Hi everyone, what does this mean?

Thanks


----------



## Mussels (Jul 3, 2009)

POST = Power On Self Test.

It means your PC isnt working.


----------



## bennyboy32 (Jul 3, 2009)

clearly...but in what way?


----------



## Mussels (Jul 3, 2009)

bennyboy32 said:


> clearly...but in what way?



I cannot read minds, predict the future, nor am i omniscient. How am i supposed to know, when you have given no information?


----------



## hat (Jul 3, 2009)

Mussels said:


> I cannot read minds, predict the future, nor am i omniscient. How am i supposed to know, when you have given no information?



You can't? 

We need system specs and the beep codes given


----------



## bennyboy32 (Jul 3, 2009)

ok sorry,

basically my last psu managed to fry 2 gfx cards, 3 hds and a dvd player...which im halfway through replacing...could this mean it has damaged the moboard? or would the memory be more likely to be causing this problem?

new OCZ 700w opsu
gigabyte moboard
500gb seagate hd
amd @ 2.4ghz
ati 4770
2 Gb OCZ ram


----------



## bennyboy32 (Jul 3, 2009)

beep codes?


----------



## hat (Jul 3, 2009)

If it's one long beep it's memory error


----------



## bennyboy32 (Jul 3, 2009)

it doesnt sound like a long beep


----------



## Mussels (Jul 3, 2009)

a system not booting can be power, motherboard, CPU or ram related in the first stages video card too, if there is no picture at all.. After that the HDD and DVD drives can also cause lockups as they get detected.

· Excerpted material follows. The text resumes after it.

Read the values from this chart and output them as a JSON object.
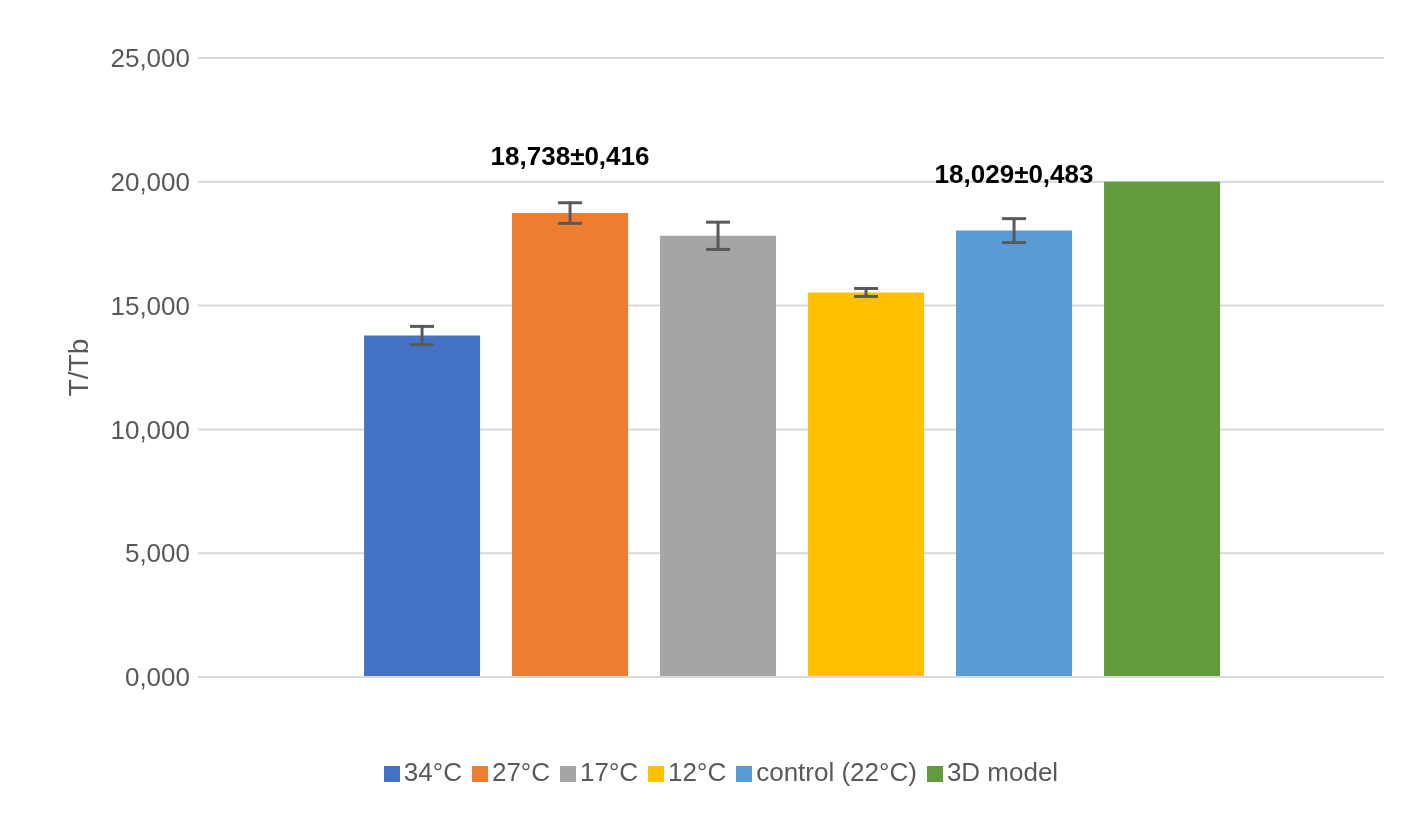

So basically, any component can cause a POST issue.


----------



## bennyboy32 (Jul 3, 2009)

ok well after i clicked load deafult it works fine, goes into os and video, sound dvd all work. it also doesnt occur when i restart it, just when it's left off for some time.


----------



## hat (Jul 3, 2009)

It would help if you gave us the beep codes (if any) or if there is a visual error code that you can see, give that to us


----------



## bennyboy32 (Jul 3, 2009)

ok its not showing it when i turn it on, but im suspicious that t hasnt gone. there was jsut one short beep, and as far as i can remember it looks just like this:

http://img518.imageshack.us/i/checksumerroriy8.jpg/


----------



## hat (Jul 3, 2009)

BIOS checksum error... that looks like something I would see when I set my OC too high and the BIOS auto-resets itself. Try clearing the CMOS (hard reset by moving the jumper on the cmos group of pins from 1-2 to 2-3 for a few secs and back to 1-2). If you don't know where your CMOS pins are, look at your motherboard manual.


----------



## mosheen (Jul 3, 2009)

try to flash the bios again if clearing cmos doesnt work.


----------